There was a lot of pot at the party. The interior of the house reeked of it, from the front foyer with the beat-up welcome mat where two long-haired software engineers leaned casually, smoking a joint and catching a breeze through the screen door, to the kitchen with the tile scuffed with mud from the paws of the three dogs who lived in the house. The kitchen was where six employees of two competing software companies sat, at an old oak table, passing around a champion-sized bong. They would smoke several hundred dollars’ worth of marijuana that night. Six months later their companies would merge. One company would claim it bought the other. Some people would get promoted while others would remain stagnant. Feelings would be hurt. Two college roommates would stop speaking for a decade until their wives forced them to reconnect at another friend’s wedding, and then it was as if they had never parted ways.
Sarah turned to her tablemates and hefted herself upon them. She introduced herself. She got their names. She made eye contact. She pulled her hair out of her face and off her shoulders and pulled it up into a ponytail, and then swung it slightly.
This was a bad move, but she didn’t know it. Her hair looked much better down, but no one had ever told her that, even when she had asked. She had dated her boyfriend throughout high school, and he loved her no matter how her hair looked, which is how he always responded to the question. Her girlfriends had always said, “Who cares? You have a boyfriend, so it doesn’t even matter.”
And now here she was, single, and completely ignorant of the fact that when her hair was up her ears stuck out in an awkward way, and while the rest of her was perfectly lovely, with her moon-shaped face and long, wavy blond hair and pink-blushed cheeks, at that exact moment, with the moonlight breaking through the clouds and outlining the halo of the hair on top of her head and the shape of her ears, she looked like she could have been a circus freak, the Amazing Elephant Girl, one tent over from the Bearded Lady, only one dollar, step right up.
MELANIE DID a cartwheel and slipped in the wet grass. She shrieked. Doug laughed and extended his hand to help her stand. She pulled him down next to her. He yelled. A light went on in a house down the block.
“We’re waking the whole neighborhood,” said Doug.
“Everyone will know we’re having fun,” said Melanie.
“Let them know,” said Doug.
“I am having fun!” yelled Melanie.
TWO OF THE three men ignored Sarah. It wasn’t because of her ears—although that didn’t help—but because they were caught up in planning what they saw as a small revolution, even if it could only be viewed on a computer screen. That left Danny West, a sturdy, dark-haired guy in a baseball cap, who figured: Sure, why not give the girl a little chat? The stutter’s kind of sexy, actually. She’s the only one around anyway, except for that drunk chick talking to Doug, and I think they’re together. Danny had nothing better to do, anyway.
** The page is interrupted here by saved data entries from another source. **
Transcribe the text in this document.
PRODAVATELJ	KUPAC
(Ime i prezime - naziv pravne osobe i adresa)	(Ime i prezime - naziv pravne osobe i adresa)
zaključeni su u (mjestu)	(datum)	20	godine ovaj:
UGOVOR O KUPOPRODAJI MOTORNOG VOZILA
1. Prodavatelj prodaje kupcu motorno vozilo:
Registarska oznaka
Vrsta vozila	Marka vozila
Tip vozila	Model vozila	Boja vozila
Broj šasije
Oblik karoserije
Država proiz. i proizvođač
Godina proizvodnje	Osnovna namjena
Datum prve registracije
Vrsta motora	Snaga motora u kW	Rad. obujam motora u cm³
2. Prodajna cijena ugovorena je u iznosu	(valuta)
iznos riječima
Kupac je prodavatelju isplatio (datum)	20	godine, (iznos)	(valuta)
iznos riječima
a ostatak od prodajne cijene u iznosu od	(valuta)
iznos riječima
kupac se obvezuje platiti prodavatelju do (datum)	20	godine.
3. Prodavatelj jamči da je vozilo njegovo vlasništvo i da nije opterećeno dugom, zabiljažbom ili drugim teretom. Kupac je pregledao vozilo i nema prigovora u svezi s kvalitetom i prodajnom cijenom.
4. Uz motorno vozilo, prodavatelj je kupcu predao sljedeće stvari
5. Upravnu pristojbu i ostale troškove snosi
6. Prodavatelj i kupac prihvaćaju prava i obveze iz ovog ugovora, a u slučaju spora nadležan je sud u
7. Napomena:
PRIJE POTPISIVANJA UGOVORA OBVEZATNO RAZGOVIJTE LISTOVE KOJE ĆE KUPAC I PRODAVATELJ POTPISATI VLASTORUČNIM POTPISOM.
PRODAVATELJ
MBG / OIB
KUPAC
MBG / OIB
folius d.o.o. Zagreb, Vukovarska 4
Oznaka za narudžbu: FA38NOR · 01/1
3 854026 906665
He had already contributed his part to the revolution and cashed out early.
Danny West was twenty-four years old and a millionaire. Several times over, in fact, but who’s counting?
He could not stop counting.
He asked her if she liked it in Seattle, and she said, “It’s different than anywhere else I’ve lived. It makes me feel like I could be a better person,” and he liked that answer a lot. She was full of hope, it seemed. Everyone around him had hopes and dreams, and he had already sold his to a guy older than his father.
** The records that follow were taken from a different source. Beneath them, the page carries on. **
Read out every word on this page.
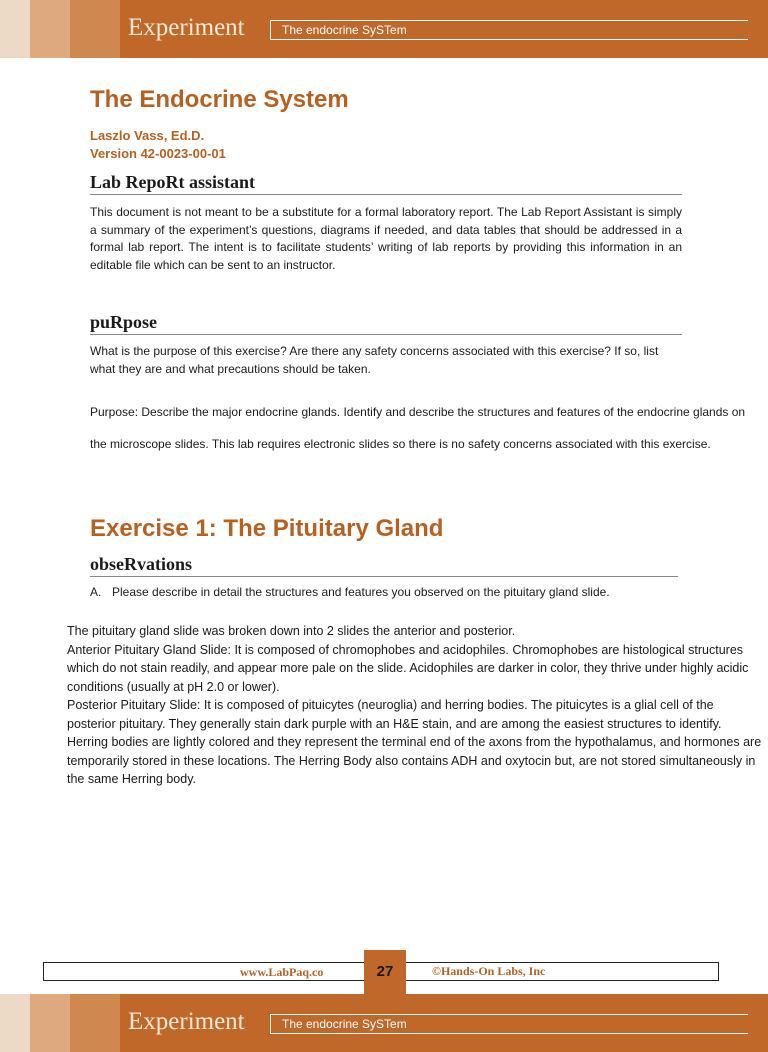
Experiment	The endocrine SySTem
The Endocrine System
Laszlo Vass, Ed.D.
Version 42-0023-00-01
Lab RepoRt assistant
This document is not meant to be a substitute for a formal laboratory report. The Lab Report Assistant is simply a summary of the experiment’s questions, diagrams if needed, and data tables that should be addressed in a formal lab report. The intent is to facilitate students’ writing of lab reports by providing this information in an editable file which can be sent to an instructor.
puRpose
What is the purpose of this exercise? Are there any safety concerns associated with this exercise? If so, list what they are and what precautions should be taken.
Purpose: Describe the major endocrine glands. Identify and describe the structures and features of the endocrine glands on the microscope slides. This lab requires electronic slides so there is no safety concerns associated with this exercise.
Exercise 1: The Pituitary Gland
obseRvations
A. Please describe in detail the structures and features you observed on the pituitary gland slide.
The pituitary gland slide was broken down into 2 slides the anterior and posterior.
Anterior Pituitary Gland Slide: It is composed of chromophobes and acidophiles. Chromophobes are histological structures which do not stain readily, and appear more pale on the slide. Acidophiles are darker in color, they thrive under highly acidic conditions (usually at pH 2.0 or lower).
Posterior Pituitary Slide: It is composed of pituicytes (neuroglia) and herring bodies. The pituicytes is a glial cell of the posterior pituitary. They generally stain dark purple with an H&E stain, and are among the easiest structures to identify. Herring bodies are lightly colored and they represent the terminal end of the axons from the hypothalamus, and hormones are temporarily stored in these locations. The Herring Body also contains ADH and oxytocin but, are not stored simultaneously in the same Herring body.
www.LabPaq.co	27	©Hands-On Labs, Inc
Experiment	The endocrine SySTem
He didn’t know what to do with himself now.
“And what about you?” asked Sarah. “What do you do?”
“Nothing,” Danny said. “I’m a lazy sack of shit is what I am.”
The two men sitting next to them stopped talking, and one of them said, “Shut up, dude.” The guy laughed like he didn’t mean it, but he really fucking hated Danny West sometimes. Here the rest of the guys who went to school with West were working their tails off trying to come up with something genius that would change everything, make them rich, make them famous, and set them up for life in every way imaginable, and West had already done all that, made it look as easy as looking both ways and crossing a street. But then he’d just checked out, gone to Thailand and India and all the other places they could only dream of going if they could just get the time off, and then he came back sometimes and just hung around, showed up at parties and talked shit like that. He had simply ceased to be tolerable.
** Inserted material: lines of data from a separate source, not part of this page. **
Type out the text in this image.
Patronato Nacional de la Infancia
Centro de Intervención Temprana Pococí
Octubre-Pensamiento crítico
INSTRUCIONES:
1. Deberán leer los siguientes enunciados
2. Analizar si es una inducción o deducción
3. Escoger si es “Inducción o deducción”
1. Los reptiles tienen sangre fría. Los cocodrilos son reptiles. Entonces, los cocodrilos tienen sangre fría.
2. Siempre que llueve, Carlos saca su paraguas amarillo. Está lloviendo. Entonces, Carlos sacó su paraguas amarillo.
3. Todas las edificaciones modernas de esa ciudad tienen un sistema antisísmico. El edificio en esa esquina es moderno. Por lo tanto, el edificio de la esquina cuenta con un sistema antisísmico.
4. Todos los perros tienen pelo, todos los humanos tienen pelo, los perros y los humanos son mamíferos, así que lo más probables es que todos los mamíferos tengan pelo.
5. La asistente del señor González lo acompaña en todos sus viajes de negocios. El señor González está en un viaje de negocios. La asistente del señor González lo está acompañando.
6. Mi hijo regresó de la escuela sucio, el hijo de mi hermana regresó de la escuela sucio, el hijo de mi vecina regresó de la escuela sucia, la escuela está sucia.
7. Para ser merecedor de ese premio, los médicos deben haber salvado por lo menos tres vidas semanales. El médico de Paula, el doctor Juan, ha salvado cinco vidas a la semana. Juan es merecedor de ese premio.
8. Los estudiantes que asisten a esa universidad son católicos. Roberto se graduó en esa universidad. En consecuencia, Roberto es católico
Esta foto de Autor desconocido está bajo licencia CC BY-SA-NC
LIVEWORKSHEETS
“Well, I used to do something,” said Danny. “I invented some software, I started a company, I sold it, and now I’m rich and won’t have to work again for a long time. So I mostly travel now. I just got back from a month in India.”
He took a sip from his plastic cup casually. It was a well-practiced sip. What do you say after that? You just sip instead.
SARAH’S EYES widened, and she looked prettier. He was the kind of man who looked “good on paper” as her mother sometimes said. Sarah had always tossed that phrase around in her head when she heard it, let it travel like a curious bird. To be good on paper meant something entirely different to her. It meant a face that would be beautiful to draw, a face with character: deep lines on a forehead fresh from worry, a nose with a bump on it from a skateboarding accident, or ears, slivers like a partial moon or sturdy soup spoons like hers. Now here was someone who had something different, a brilliant story to tell, and a fantastic life to be led.